Из дневника Лены Шубниковой

   Я шла по дороге в синей юбке, белой кофте, галстуке и испанке. Он подошел ко мне и сказал: «Можно я пойду рядом в ногу?» И пошел. В ногу. Потом сказал: «Смотрите, как это у нас ладно получается, а если еще и запеть…» Дошли до дома. Он снял линялую джинсовую кепочку. «Володя Скворцов, девятнадцать лет, студент». И повернулся спиной. На стройотрядовской куртке было написано: «Автодорожник». Я назвала себя. «Как вы замечательно говорите», – засмеялся он. А я так растерялась, что забыла сказать важное: мне уже двадцать два! Двадцать два, а не девятнадцать.
   Не много же мне, оказывается, надо! Я весь день думаю об этом Володе.
   Проводим «День защиты природы». Даже поплакали. Доконали малыши. Они с таким горем рассказывали о выброшенных котятах, о сломанных березах, о затоптанных клумбах. Так, как видят маленькие, не видит никто. Потом это куда-то враз исчезает. Дети органически не способны оправдать зло.
   Почему взросление убивает искренность и доброту? Когда начинается цинизм? И почему он начинается? С какого слова? Поступка?

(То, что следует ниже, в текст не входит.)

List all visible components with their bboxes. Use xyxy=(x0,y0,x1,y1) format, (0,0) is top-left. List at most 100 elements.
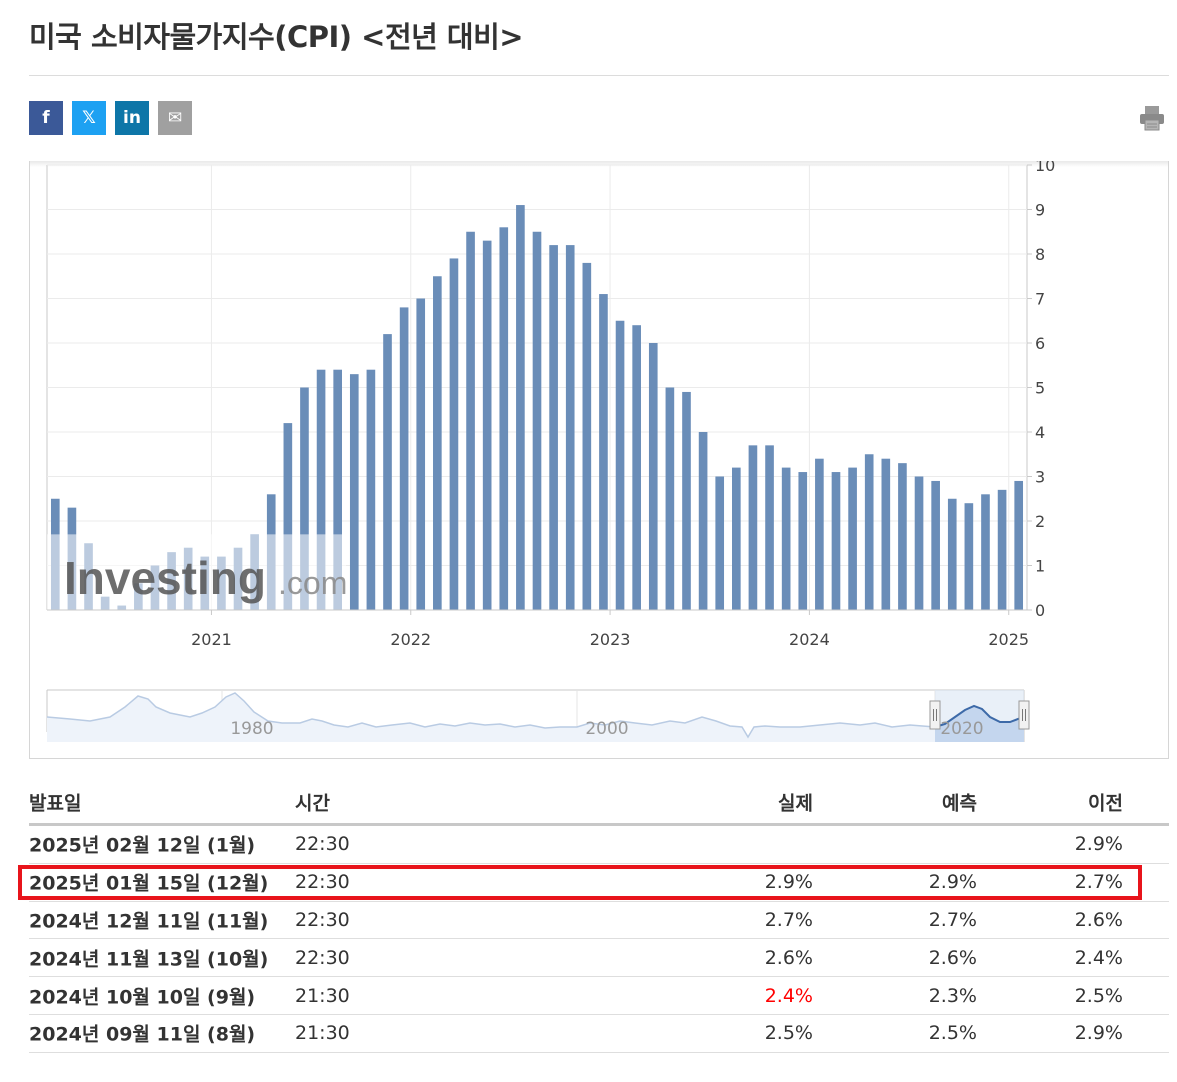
y-tick-label: 0 xyxy=(1035,601,1045,620)
chart-container: Investing .com 0 1 2 3 4 5 6 7 8 9 10 2021 2022 2023… xyxy=(29,161,1169,759)
y-tick-label: 8 xyxy=(1035,245,1045,264)
row-previous: 2.9% xyxy=(1074,833,1123,856)
row-date: 2025년 02월 12일 (1월) xyxy=(29,834,256,857)
navigator-handle xyxy=(929,700,941,730)
linkedin-share-button[interactable]: in xyxy=(115,101,149,135)
header-time[interactable]: 시간 xyxy=(295,792,330,814)
row-date: 2024년 09월 11일 (8월) xyxy=(29,1023,256,1046)
row-previous: 2.9% xyxy=(1074,1022,1123,1045)
y-tick-label: 7 xyxy=(1035,290,1045,309)
range-navigator[interactable]: 1980 2000 2020 xyxy=(46,689,1030,742)
row-actual: 2.9% xyxy=(764,871,813,894)
x-tick-label: 2022 xyxy=(390,630,431,649)
bar xyxy=(549,245,558,610)
row-actual: 2.6% xyxy=(764,946,813,969)
print-icon[interactable] xyxy=(1138,104,1166,132)
row-forecast: 2.3% xyxy=(928,984,977,1007)
bar xyxy=(848,467,857,610)
bar xyxy=(482,240,492,610)
navigator-selection-line xyxy=(934,704,1025,728)
bar xyxy=(599,294,608,610)
row-actual: 2.7% xyxy=(764,908,813,931)
title-divider xyxy=(29,75,1169,76)
navigator-label: 2020 xyxy=(940,719,983,739)
row-date: 2024년 11월 13일 (10월) xyxy=(29,948,269,971)
table-row: 2024년 10월 10일 (9월) 21:30 2.4% 2.3% 2.5% xyxy=(29,977,1169,1015)
bar xyxy=(366,369,376,610)
row-actual: 2.4% xyxy=(764,984,813,1007)
cpi-bar-chart[interactable]: Investing .com 0 1 2 3 4 5 6 7 8 9 10 2021 2022 2023… xyxy=(30,161,1169,759)
row-time: 22:30 xyxy=(295,946,350,969)
bar xyxy=(997,489,1007,610)
table-header: 발표일 시간 실제 예측 이전 xyxy=(29,780,1169,826)
bar xyxy=(898,463,907,610)
row-time: 21:30 xyxy=(295,984,350,1007)
release-table: 발표일 시간 실제 예측 이전 2025년 02월 12일 (1월) 22:30… xyxy=(29,780,1169,1053)
bar xyxy=(931,480,940,610)
table-row: 2024년 11월 13일 (10월) 22:30 2.6% 2.6% 2.4% xyxy=(29,939,1169,978)
email-share-button[interactable]: ✉ xyxy=(158,101,192,135)
y-tick-label: 1 xyxy=(1035,557,1045,576)
bar xyxy=(449,258,459,610)
table-row: 2024년 12월 11일 (11월) 22:30 2.7% 2.7% 2.6% xyxy=(29,902,1169,940)
header-date[interactable]: 발표일 xyxy=(29,792,82,814)
bar xyxy=(964,503,974,610)
bar xyxy=(798,472,808,610)
x-tick-label: 2025 xyxy=(988,630,1029,649)
navigator-selection-area xyxy=(935,706,1024,742)
header-previous[interactable]: 이전 xyxy=(1088,792,1123,814)
row-forecast: 2.5% xyxy=(928,1022,977,1045)
y-tick-label: 9 xyxy=(1035,201,1045,220)
bar xyxy=(682,391,691,610)
x-axis: 2021 2022 2023 2024 2025 xyxy=(47,609,1029,649)
x-tick-label: 2021 xyxy=(191,630,232,649)
bar xyxy=(914,476,924,610)
bar xyxy=(349,374,359,610)
row-previous: 2.7% xyxy=(1074,871,1123,894)
navigator-handle xyxy=(1018,700,1030,730)
y-axis: 0 1 2 3 4 5 6 7 8 9 10 xyxy=(1027,161,1055,620)
row-forecast: 2.6% xyxy=(928,946,977,969)
bar xyxy=(864,454,874,610)
row-date: 2024년 12월 11일 (11월) xyxy=(29,910,269,933)
bar xyxy=(532,231,542,610)
header-actual[interactable]: 실제 xyxy=(778,792,813,814)
bar xyxy=(765,445,774,610)
bar xyxy=(665,387,675,610)
bar xyxy=(383,334,392,610)
row-time: 21:30 xyxy=(295,1022,350,1045)
bar xyxy=(748,445,758,610)
bar xyxy=(499,227,509,611)
y-tick-label: 2 xyxy=(1035,512,1045,531)
y-tick-label: 6 xyxy=(1035,334,1045,353)
navigator-line xyxy=(46,692,936,739)
facebook-share-button[interactable]: f xyxy=(29,101,63,135)
table-row: 2025년 01월 15일 (12월) 22:30 2.9% 2.9% 2.7% xyxy=(29,864,1169,902)
bar xyxy=(582,262,592,610)
bar xyxy=(300,387,309,610)
navigator-label: 2000 xyxy=(585,719,628,739)
x-share-button[interactable]: 𝕏 xyxy=(72,101,106,135)
bar xyxy=(516,205,525,611)
bar xyxy=(947,498,957,610)
bar xyxy=(433,276,442,610)
bar xyxy=(781,467,791,610)
navigator-label: 1980 xyxy=(230,719,273,739)
y-tick-label: 5 xyxy=(1035,379,1045,398)
bar xyxy=(831,472,841,610)
bar xyxy=(1014,480,1024,610)
bar xyxy=(615,320,625,610)
watermark-backdrop xyxy=(47,534,346,610)
header-forecast[interactable]: 예측 xyxy=(942,792,977,814)
row-forecast: 2.9% xyxy=(928,871,977,894)
bar xyxy=(565,245,575,610)
watermark-brand: Investing xyxy=(64,552,266,604)
bar xyxy=(698,432,708,610)
bar xyxy=(316,369,326,610)
y-tick-label: 4 xyxy=(1035,423,1045,442)
bar xyxy=(632,325,641,610)
bar xyxy=(715,476,725,610)
table-row: 2024년 09월 11일 (8월) 21:30 2.5% 2.5% 2.9% xyxy=(29,1015,1169,1053)
bar xyxy=(283,423,293,610)
y-tick-label: 3 xyxy=(1035,468,1045,487)
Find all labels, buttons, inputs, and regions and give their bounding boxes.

   Я думаю, что даже у таких удивительных педагогов, как Корчак и Сухомлинский, вырастали и плохие люди. В воспитании всегда много надежды, а гарантий нет… Мои маленькие! Будьте хорошими!

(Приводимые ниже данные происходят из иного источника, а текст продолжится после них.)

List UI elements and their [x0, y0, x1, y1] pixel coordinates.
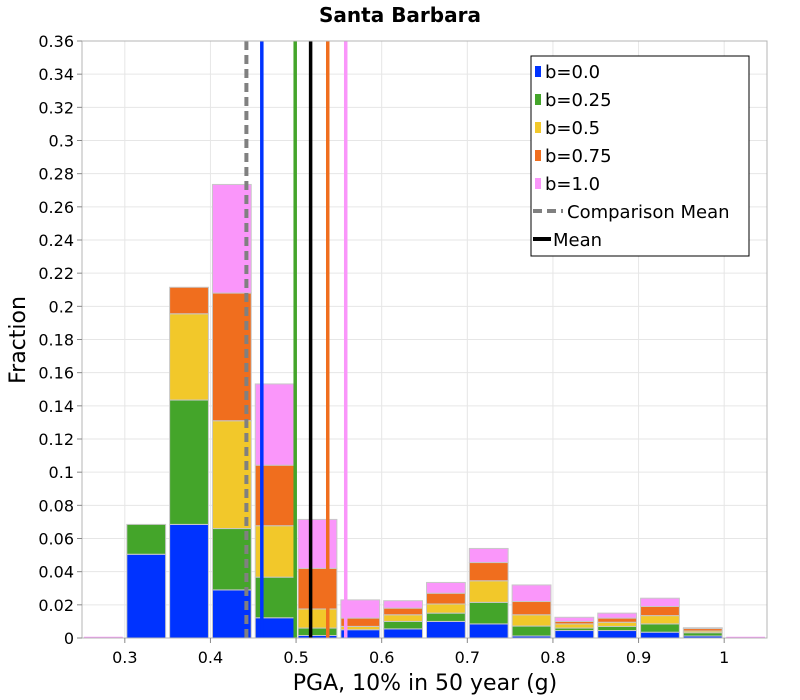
bar-segment-b0: [383, 628, 423, 639]
bar-segment-b0: [468, 623, 509, 639]
chart-title: Santa Barbara: [319, 3, 481, 27]
bar-segment-b05: [554, 623, 595, 629]
bar-segment-b0: [554, 630, 595, 639]
bar-segment-b05: [640, 615, 680, 625]
y-tick-label: 0.12: [38, 430, 74, 449]
y-tick-label: 0.02: [38, 596, 74, 615]
legend-label: b=0.5: [545, 118, 600, 139]
bar-segment-b05: [426, 603, 466, 614]
y-tick-label: 0.22: [38, 264, 74, 283]
y-axis-label: Fraction: [6, 296, 31, 384]
bar-segment-b075: [597, 617, 638, 623]
bar-segment-b075: [169, 286, 209, 315]
bar-segment-b075: [426, 592, 466, 605]
bar-segment-b1: [297, 518, 338, 569]
x-tick-label: 0.3: [112, 648, 137, 667]
bar-segment-b1: [554, 616, 595, 622]
x-tick-label: 0.6: [369, 648, 394, 667]
bar-segment-b025: [597, 625, 638, 632]
legend-swatch-b025: [535, 94, 541, 105]
legend-swatch-b0: [535, 66, 541, 77]
y-tick-label: 0.36: [38, 32, 74, 51]
bar-segment-b1: [511, 584, 552, 603]
bar-segment-b025: [383, 620, 423, 630]
bar-segment-b1: [383, 600, 423, 609]
bar-segment-b025: [468, 601, 509, 625]
bar-segment-b075: [640, 605, 680, 617]
y-tick-label: 0.34: [38, 65, 74, 84]
x-tick-label: 0.7: [455, 648, 480, 667]
mean-lines: [244, 41, 348, 638]
y-tick-label: 0.28: [38, 165, 74, 184]
bar-segment-b075: [468, 562, 509, 582]
bar-segment-b1: [426, 581, 466, 594]
bar-segment-b025: [297, 627, 338, 637]
bar-segment-b0: [126, 553, 167, 639]
bar-segment-b05: [468, 580, 509, 603]
x-tick-label: 0.9: [626, 648, 651, 667]
y-tick-label: 0.26: [38, 198, 74, 217]
x-tick-label: 0.5: [283, 648, 308, 667]
y-axis-ticks: 0 0.02 0.04 0.06 0.08 0.1 0.12 0.14 0.16 0.18 0.2 0…: [38, 32, 82, 648]
bar-segment-b1: [597, 612, 638, 619]
bar-segment-b0: [426, 620, 466, 639]
bar-segment-b05: [511, 614, 552, 627]
y-tick-label: 0.32: [38, 98, 74, 117]
y-tick-label: 0.2: [49, 297, 74, 316]
y-tick-label: 0: [64, 629, 74, 648]
legend-label: Mean: [553, 230, 602, 251]
x-tick-label: 0.8: [540, 648, 565, 667]
legend-swatch-b1: [535, 178, 541, 189]
legend-swatch-b05: [535, 122, 541, 133]
legend-swatch-b075: [535, 150, 541, 161]
bar-segment-b05: [169, 313, 209, 401]
legend: b=0.0 b=0.25 b=0.5 b=0.75 b=1.0 Comparison Me…: [530, 55, 750, 257]
legend-label: b=1.0: [545, 174, 600, 195]
x-tick-label: 0.4: [198, 648, 223, 667]
bar-segment-b025: [511, 625, 552, 637]
legend-label: b=0.0: [545, 62, 600, 83]
x-axis-ticks: 0.3 0.4 0.5 0.6 0.7 0.8 0.9 1: [112, 638, 729, 667]
bar-segment-b025: [126, 523, 167, 555]
y-tick-label: 0.04: [38, 563, 74, 582]
bar-segment-b0: [640, 631, 680, 639]
legend-label: Comparison Mean: [567, 202, 730, 223]
y-tick-label: 0.24: [38, 231, 74, 250]
x-tick-label: 1: [719, 648, 729, 667]
bar-segment-b025: [640, 623, 680, 633]
y-tick-label: 0.06: [38, 530, 74, 549]
bar-segment-b075: [511, 601, 552, 616]
bar-segment-b1: [682, 627, 723, 630]
y-tick-label: 0.18: [38, 331, 74, 350]
bar-segment-b075: [383, 607, 423, 616]
bar-segment-b1: [340, 599, 381, 619]
y-tick-label: 0.16: [38, 364, 74, 383]
bar-segment-b05: [297, 608, 338, 629]
y-tick-label: 0.08: [38, 496, 74, 515]
y-tick-label: 0.14: [38, 397, 74, 416]
bar-segment-b0: [597, 630, 638, 639]
legend-label: b=0.25: [545, 90, 612, 111]
bar-segment-b1: [468, 547, 509, 564]
x-axis-label: PGA, 10% in 50 year (g): [293, 671, 557, 696]
legend-label: b=0.75: [545, 146, 612, 167]
legend-box: [530, 55, 750, 257]
y-tick-label: 0.3: [49, 132, 74, 151]
bar-segment-b025: [169, 399, 209, 525]
bar-segment-b1: [640, 597, 680, 607]
y-tick-label: 0.1: [49, 463, 74, 482]
bar-segment-b075: [297, 567, 338, 610]
bar-segment-b0: [169, 523, 209, 639]
bar-segment-b05: [383, 614, 423, 622]
bar-segment-b025: [426, 612, 466, 622]
bar-segment-b05: [597, 621, 638, 627]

   В десятом классе распространяла билеты на спектакль, о котором все газеты написали, что он никуда не годится. Такое стыдное дело! Шуточки и реплики – будь здоров! Я должна была на них гневно реагировать, но не могла. В сущности, этими дурацкими билетами я давала повод издеваться. Нельзя такие вещи делать! Нельзя плохое выдавать за хорошее, ненужное за нужное. Выручил Саша Величко. Он взял сразу пять билетов со словами: «Надо выручить братьев-артистов!» Тут же вскочила Ира Полякова. У Миши Катаева не оказалось денег. Я ему дала взаймы. Он так покраснел, так сцепил зубы…
   Проблема «денег в кармане». Все очень сложно. Одни старательно прячут в пеналы двадцать – тридцать копеек. У других в книжках мятые рубли и даже трешки. Как же не видеть, что это подчас больше влияет на отношения, чем что другое?
   Мне безумно было жалко Катаева. Величко взял пять билетов, а Мишка не смог наскрести на один. И все это на глазах Иры Поляковой.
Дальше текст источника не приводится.